Protect Your Cloud Big Data Assets
I put together a number of minimum steps to get you started on protecting your Big Data assets in the cloud, focusing on Hadoop on AWS IaaS.
Step 1: Do not put anything into the cloud unless you have a CISO, Chieft Security Architect, Certified Cloud Administrator, full understanding of your PII and private data, a Lawyer to defend you against the coming lawsuits, full understanding of Hadoop, Hadoop Certified Administrators, a Hadoop premier support contract, a security plan, full understanding of your Hadoop architecture and layout.
Step 2: Study all running services in Ambari.
Step 3: Confirm and check all of your TCP/IP ports. Hadoop has a lot of them!
Step 4: If you are not using a service, do not run it.
Step 5: By default, disable all access to everything, always. Only open ports and access when something and someone critical cannot access them.
Step 6: SSL, SSH, VPN and Encryption Everywhere.
Step 7: Run Knox! Set it up correctly.
Step 8: Run Kali and audit all your IPs and ports.
Step 9: Use Kali hacking tools to attempt to access all your web ports, shells and other access points.
Step 10: Run in a VPC
Step 11: Setup security groups. Never open to 0.0.0.0 or all ports or all IPs!?!??!?!!!
Step 12: If this seems too hard, don't run in the cloud.
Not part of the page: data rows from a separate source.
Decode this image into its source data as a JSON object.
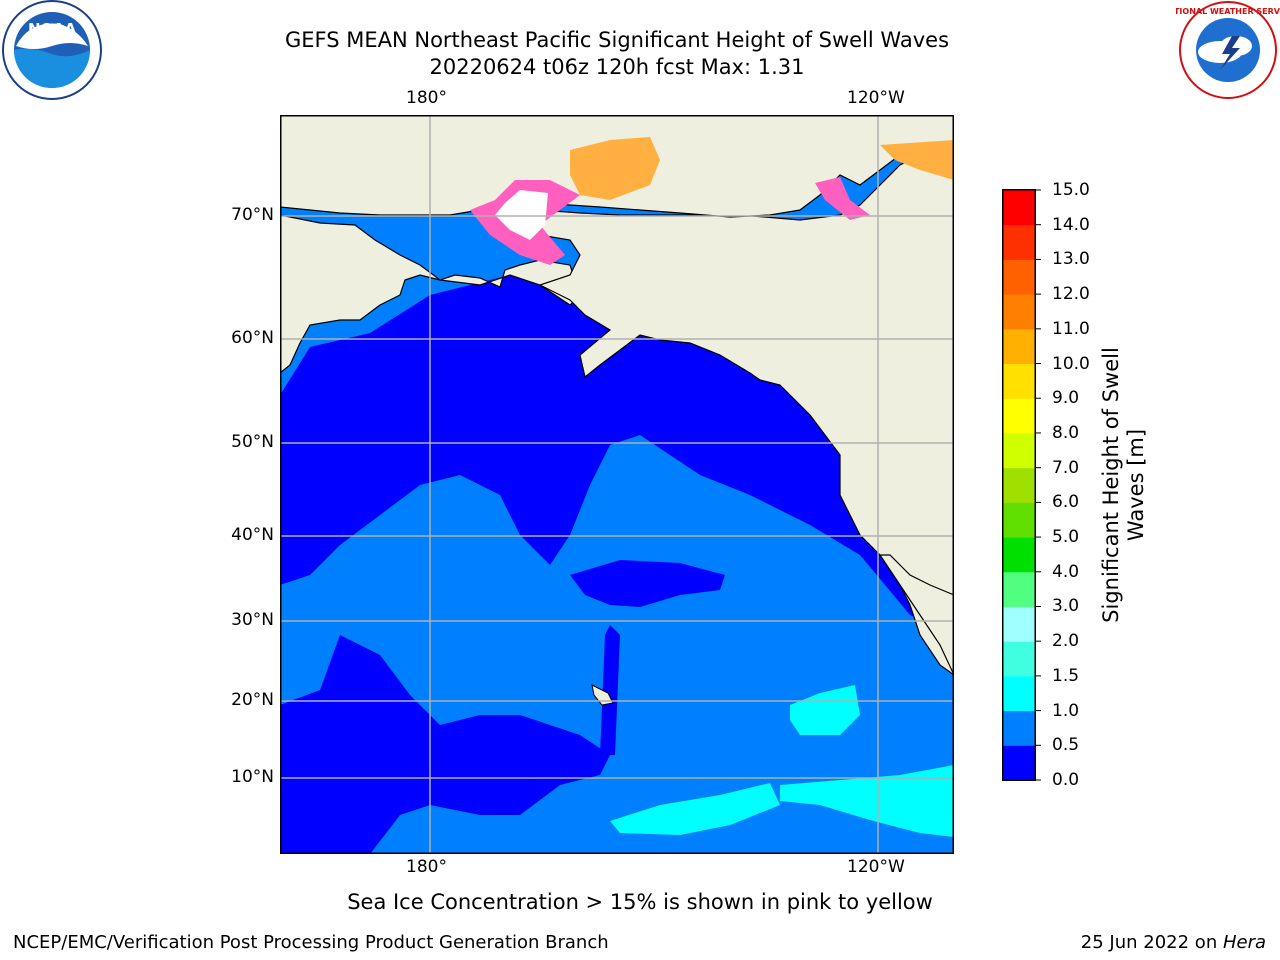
{
  "header": {
    "title_line1": "GEFS MEAN Northeast Pacific Significant Height of Swell Waves",
    "title_line2": "20220624 t06z 120h fcst   Max: 1.31"
  },
  "logos": {
    "left": {
      "icon": "noaa-logo-icon",
      "text": "NOAA"
    },
    "right": {
      "icon": "nws-logo-icon",
      "text": "NATIONAL WEATHER SERVICE"
    }
  },
  "map": {
    "lon_labels": [
      "180°",
      "120°W"
    ],
    "lat_labels": [
      "70°N",
      "60°N",
      "50°N",
      "40°N",
      "30°N",
      "20°N",
      "10°N"
    ],
    "colors": {
      "land": "#efefdf",
      "sea_low": "#0000ff",
      "sea_mid": "#0080ff",
      "sea_high": "#00ffff",
      "ice_pink": "#ff60c0",
      "ice_orange": "#ffb040",
      "grid": "#b0b0b0"
    }
  },
  "colorbar": {
    "label": "Significant Height of Swell Waves [m]",
    "ticks": [
      "15.0",
      "14.0",
      "13.0",
      "12.0",
      "11.0",
      "10.0",
      "9.0",
      "8.0",
      "7.0",
      "6.0",
      "5.0",
      "4.0",
      "3.0",
      "2.0",
      "1.5",
      "1.0",
      "0.5",
      "0.0"
    ],
    "colors": [
      "#0000ff",
      "#0080ff",
      "#00ffff",
      "#40ffe0",
      "#a0ffff",
      "#50ff80",
      "#00e000",
      "#60e000",
      "#a0e000",
      "#d0ff00",
      "#ffff00",
      "#ffe000",
      "#ffb000",
      "#ff8000",
      "#ff6000",
      "#ff3000",
      "#ff0000"
    ]
  },
  "footer": {
    "subtitle": "Sea Ice Concentration > 15% is shown in pink to yellow",
    "left": "NCEP/EMC/Verification Post Processing Product Generation Branch",
    "right_prefix": "25 Jun 2022 on ",
    "right_machine": "Hera"
  }
}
Step 13 is unlucky, skip that one.
Step 14: Never run as root, have long difficult passwords changed frequently, use your own user names that are hard to guess. Change things often!
Step 15: Read all the recommended security documentation and use it. AWS, Apache and Hortonworks have published a great deal of excellent documentation.
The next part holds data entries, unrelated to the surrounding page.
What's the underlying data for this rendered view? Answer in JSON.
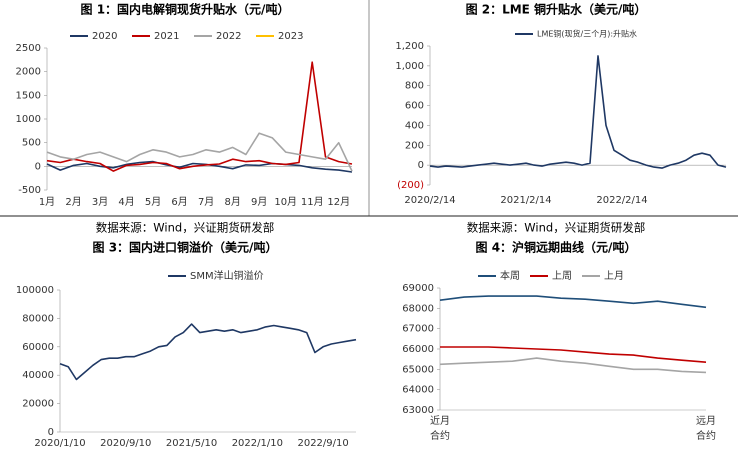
{
  "chart_data": [
    {
      "type": "line",
      "title": "图 1：国内电解铜现货升贴水（元/吨）",
      "source": "数据来源：Wind，兴证期货研发部",
      "categories": [
        "1月",
        null,
        "2月",
        null,
        "3月",
        null,
        "4月",
        null,
        "5月",
        null,
        "6月",
        null,
        "7月",
        null,
        "8月",
        null,
        "9月",
        null,
        "10月",
        null,
        "11月",
        null,
        "12月",
        null
      ],
      "ylim": [
        -500,
        2500
      ],
      "yticks": [
        -500,
        0,
        500,
        1000,
        1500,
        2000,
        2500
      ],
      "legend": "top",
      "series": [
        {
          "name": "2020",
          "color": "#1f3864",
          "values": [
            50,
            -80,
            20,
            60,
            0,
            -30,
            40,
            80,
            100,
            30,
            -20,
            60,
            40,
            0,
            -50,
            30,
            20,
            60,
            40,
            20,
            -30,
            -60,
            -80,
            -120
          ]
        },
        {
          "name": "2021",
          "color": "#c00000",
          "values": [
            120,
            80,
            150,
            100,
            60,
            -100,
            20,
            40,
            80,
            60,
            -50,
            0,
            30,
            50,
            150,
            100,
            120,
            60,
            40,
            80,
            2200,
            200,
            100,
            50
          ]
        },
        {
          "name": "2022",
          "color": "#a5a5a5",
          "values": [
            300,
            200,
            150,
            250,
            300,
            200,
            100,
            250,
            350,
            300,
            200,
            250,
            350,
            300,
            400,
            250,
            700,
            600,
            300,
            250,
            200,
            150,
            500,
            -100
          ]
        },
        {
          "name": "2023",
          "color": "#ffc000",
          "values": [
            null,
            null,
            null,
            null,
            null,
            null,
            null,
            null,
            null,
            null,
            null,
            null,
            null,
            null,
            null,
            null,
            null,
            null,
            null,
            null,
            null,
            null,
            null,
            null
          ]
        }
      ]
    },
    {
      "type": "line",
      "title": "图 2：LME 铜升贴水（美元/吨）",
      "source": "数据来源：Wind，兴证期货研发部",
      "categories": [
        "2020/2/14",
        null,
        null,
        null,
        null,
        null,
        null,
        null,
        null,
        null,
        null,
        null,
        "2021/2/14",
        null,
        null,
        null,
        null,
        null,
        null,
        null,
        null,
        null,
        null,
        null,
        "2022/2/14",
        null,
        null,
        null,
        null,
        null,
        null,
        null,
        null,
        null,
        null,
        null,
        null,
        null
      ],
      "ylim": [
        -200,
        1200
      ],
      "yticks": [
        {
          "value": -200,
          "label": "(200)"
        },
        0,
        200,
        400,
        600,
        800,
        {
          "value": 1000,
          "label": "1,000"
        },
        {
          "value": 1200,
          "label": "1,200"
        }
      ],
      "legend": "top",
      "series": [
        {
          "name": "LME铜(现货/三个月):升贴水",
          "color": "#1f3864",
          "values": [
            -10,
            -20,
            -10,
            -15,
            -20,
            -10,
            0,
            10,
            20,
            10,
            0,
            10,
            20,
            0,
            -10,
            10,
            20,
            30,
            20,
            0,
            20,
            1100,
            400,
            150,
            100,
            50,
            30,
            0,
            -20,
            -30,
            0,
            20,
            50,
            100,
            120,
            100,
            0,
            -20
          ]
        }
      ]
    },
    {
      "type": "line",
      "title": "图 3：国内进口铜溢价（美元/吨）",
      "categories": [
        "2020/1/10",
        null,
        null,
        null,
        null,
        null,
        null,
        null,
        "2020/9/10",
        null,
        null,
        null,
        null,
        null,
        null,
        null,
        "2021/5/10",
        null,
        null,
        null,
        null,
        null,
        null,
        null,
        "2022/1/10",
        null,
        null,
        null,
        null,
        null,
        null,
        null,
        "2022/9/10",
        null,
        null,
        null,
        null
      ],
      "ylim": [
        0,
        100000
      ],
      "yticks": [
        0,
        20000,
        40000,
        60000,
        80000,
        100000
      ],
      "legend": "top",
      "series": [
        {
          "name": "SMM洋山铜溢价",
          "color": "#1f3864",
          "values": [
            48000,
            46000,
            37000,
            42000,
            47000,
            51000,
            52000,
            52000,
            53000,
            53000,
            55000,
            57000,
            60000,
            61000,
            67000,
            70000,
            76000,
            70000,
            71000,
            72000,
            71000,
            72000,
            70000,
            71000,
            72000,
            74000,
            75000,
            74000,
            73000,
            72000,
            70000,
            56000,
            60000,
            62000,
            63000,
            64000,
            65000
          ]
        }
      ]
    },
    {
      "type": "line",
      "title": "图 4：沪铜远期曲线（元/吨）",
      "categories": [
        "近月合约",
        null,
        null,
        null,
        null,
        null,
        null,
        null,
        null,
        null,
        null,
        "远月合约"
      ],
      "ylim": [
        63000,
        69000
      ],
      "yticks": [
        63000,
        64000,
        65000,
        66000,
        67000,
        68000,
        69000
      ],
      "legend": "top",
      "series": [
        {
          "name": "本周",
          "color": "#1f4e79",
          "values": [
            68400,
            68550,
            68600,
            68600,
            68600,
            68500,
            68450,
            68350,
            68250,
            68350,
            68200,
            68050
          ]
        },
        {
          "name": "上周",
          "color": "#c00000",
          "values": [
            66100,
            66100,
            66100,
            66050,
            66000,
            65950,
            65850,
            65750,
            65700,
            65550,
            65450,
            65350
          ]
        },
        {
          "name": "上月",
          "color": "#a5a5a5",
          "values": [
            65250,
            65300,
            65350,
            65400,
            65550,
            65400,
            65300,
            65150,
            65000,
            65000,
            64900,
            64850
          ]
        }
      ]
    }
  ]
}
Step 16: Kerberize everything.
Step 17: Run Metron to detect what is being attacked.
Step 18: People! Train them and if someone leaves remove their access instantly, delete their accounts, privileges and change all passwords and usernames.
My recommendation is get a professional services contract with an experience Hadoop organization or use something like Microsoft HDInsight or HDC that is managed.
These are guidelines, you NEED to work with an experienced security team NOW.
TCP/IP Ports Often Open in Hadoop Installations
50070 : Name Node Web UI 50470 : Name Node HTTPS Web UI 8020, 8022, 9000 : Name Node via HDFS 50075 : Data Node(s) WebUI 50475 : Data Node(s) HTTPS Web UI 50090 : Secondary Name Node 60000 : HBase Master 8080 : HBase REST 9090 : Thrift Server 50111 : WebHCat 8005 : Sqoop2 2181: Zookeeper 9010: Zookeeper JMX 50020 50010 50030 8021 50060 51111 9083 10000, 60010, 60020, 60030, 2888, 3888, 8660, 8661, 8662, 8663, 8660, 8651, 3306, 80, 8085, 1004, 1006, 8485, 8480, 2049, 4242,14000, 14001, 8021, 9290, 50060, 8032, 8030, 8031, 8033, 8088, 8040, 8042, 8041, 10020, 13562, 19888, 9090, 9095, 9083, 16000, 12000, 12001, 3181, 4181, 8019, 9010, 8888, 11000, 11001, 7077, 7078, 18080, 18081, 50100
There's more of these if you are also running your own visualization tools, other data websites, other tools, Oracle, SQL Server, mail, NiFi, Druid, etc...
If it's hosted on AWS, it will be attacked, it is being attacked now (check your logs) and you could be compromised. Take security extremely serious, your enemies do.